Other than that, I think the main improvement we can make on the script is to clean up sentences, i.e. to make the script not retrieving “garbage”, like sentences extracted from tables, etc. Out of context, these sentences will appear weird for people who will read them. But this kind of content is pretty easy to detect and exclude I think. Here’s an example of the kind of sentence I’m talking about:

Genre = Melodic Death Metal | Length = sixty-seven min twenty-nine sec | Label = Spinefarm Records | Producer = ???

Another question I have is about abbreviations, which appear quite often in Wikipedia articles. For example: distances (e.g. “3000 km”), weights (“500 kg”), temperatures (“25°C”), or coordinates (22°12’5’’).

Should the script convert these abbreviations (km, kg, °C, etc.) to full text? (e.g. “kilometers”, “kilograms”, “degrees”, etc.).
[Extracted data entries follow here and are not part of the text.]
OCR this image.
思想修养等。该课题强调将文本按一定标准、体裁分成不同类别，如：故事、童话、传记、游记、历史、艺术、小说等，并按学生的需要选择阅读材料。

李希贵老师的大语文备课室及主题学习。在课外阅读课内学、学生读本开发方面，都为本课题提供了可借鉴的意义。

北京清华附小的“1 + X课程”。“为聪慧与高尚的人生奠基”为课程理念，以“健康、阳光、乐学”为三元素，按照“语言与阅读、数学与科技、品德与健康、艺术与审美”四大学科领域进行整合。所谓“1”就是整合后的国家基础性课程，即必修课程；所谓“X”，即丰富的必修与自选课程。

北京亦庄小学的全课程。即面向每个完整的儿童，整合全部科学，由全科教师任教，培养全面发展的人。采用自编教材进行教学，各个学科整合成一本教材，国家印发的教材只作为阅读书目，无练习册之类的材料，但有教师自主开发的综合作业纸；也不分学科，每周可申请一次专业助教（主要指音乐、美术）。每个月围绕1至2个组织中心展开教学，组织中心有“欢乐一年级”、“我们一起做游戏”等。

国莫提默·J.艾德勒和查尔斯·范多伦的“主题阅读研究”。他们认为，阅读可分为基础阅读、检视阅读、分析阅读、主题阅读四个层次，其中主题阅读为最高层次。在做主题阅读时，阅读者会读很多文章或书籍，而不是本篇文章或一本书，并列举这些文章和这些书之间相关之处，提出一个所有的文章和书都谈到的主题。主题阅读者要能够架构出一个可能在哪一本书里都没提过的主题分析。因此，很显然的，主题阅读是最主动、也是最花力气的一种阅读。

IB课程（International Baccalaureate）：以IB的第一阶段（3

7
Hope someone from the Mozilla team will be able to answer these questions!

(Michael Henretty) #5

This is awesome work @J-b and will be hugely impactful. I’d love to help you carry this forward. I’ll answer some of your questions below:

Agreed, the license is great, thank you for writing this tool!

And yes we are definitely looking for more conversational style text. That said, this wikipedia text will have some advantages, mainly that it will contain some proper nouns and terminology we so far have missed. Several thousand (maybe even 10K) sentences from a variety of wikipedia articles only helps the dataset.
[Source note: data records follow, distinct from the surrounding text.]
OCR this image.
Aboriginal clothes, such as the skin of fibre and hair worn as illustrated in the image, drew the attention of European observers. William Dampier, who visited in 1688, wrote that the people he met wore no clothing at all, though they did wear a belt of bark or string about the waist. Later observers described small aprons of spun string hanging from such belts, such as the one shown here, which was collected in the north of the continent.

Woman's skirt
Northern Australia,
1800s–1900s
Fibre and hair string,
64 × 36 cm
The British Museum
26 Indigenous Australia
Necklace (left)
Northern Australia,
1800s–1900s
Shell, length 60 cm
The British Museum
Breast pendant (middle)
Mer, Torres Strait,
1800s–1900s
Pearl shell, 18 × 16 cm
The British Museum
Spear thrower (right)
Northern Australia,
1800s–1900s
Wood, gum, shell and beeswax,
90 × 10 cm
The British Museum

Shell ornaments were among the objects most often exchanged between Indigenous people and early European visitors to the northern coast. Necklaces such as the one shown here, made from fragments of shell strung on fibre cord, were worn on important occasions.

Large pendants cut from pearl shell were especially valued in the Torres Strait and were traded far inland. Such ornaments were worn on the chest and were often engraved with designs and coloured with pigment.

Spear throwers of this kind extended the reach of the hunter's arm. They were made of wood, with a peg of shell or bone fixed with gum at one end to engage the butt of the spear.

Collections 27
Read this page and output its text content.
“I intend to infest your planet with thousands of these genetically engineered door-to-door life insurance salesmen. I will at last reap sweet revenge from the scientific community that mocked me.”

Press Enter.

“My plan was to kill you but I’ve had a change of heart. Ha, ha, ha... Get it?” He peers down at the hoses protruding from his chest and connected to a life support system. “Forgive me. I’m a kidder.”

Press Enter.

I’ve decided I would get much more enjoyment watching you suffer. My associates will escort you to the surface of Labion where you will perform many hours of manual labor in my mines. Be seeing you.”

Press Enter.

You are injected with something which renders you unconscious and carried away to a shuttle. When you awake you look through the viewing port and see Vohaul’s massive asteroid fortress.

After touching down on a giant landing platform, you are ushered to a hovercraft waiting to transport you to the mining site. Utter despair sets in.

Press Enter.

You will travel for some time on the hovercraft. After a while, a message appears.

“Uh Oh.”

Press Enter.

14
More generally, we want our sentence collections in various languages to come from a variety of sources. If we can include wikipedia, that’s awesome. But we shouldn’t base any language on wikipedia if we can help it.

Yup, best would be if we can have these fully written out (ie. Celsius, kilograms, degrees, etc.).

Also note, any scripts you write would definitely be useful for our language collection tool. So please continue to share your work with us!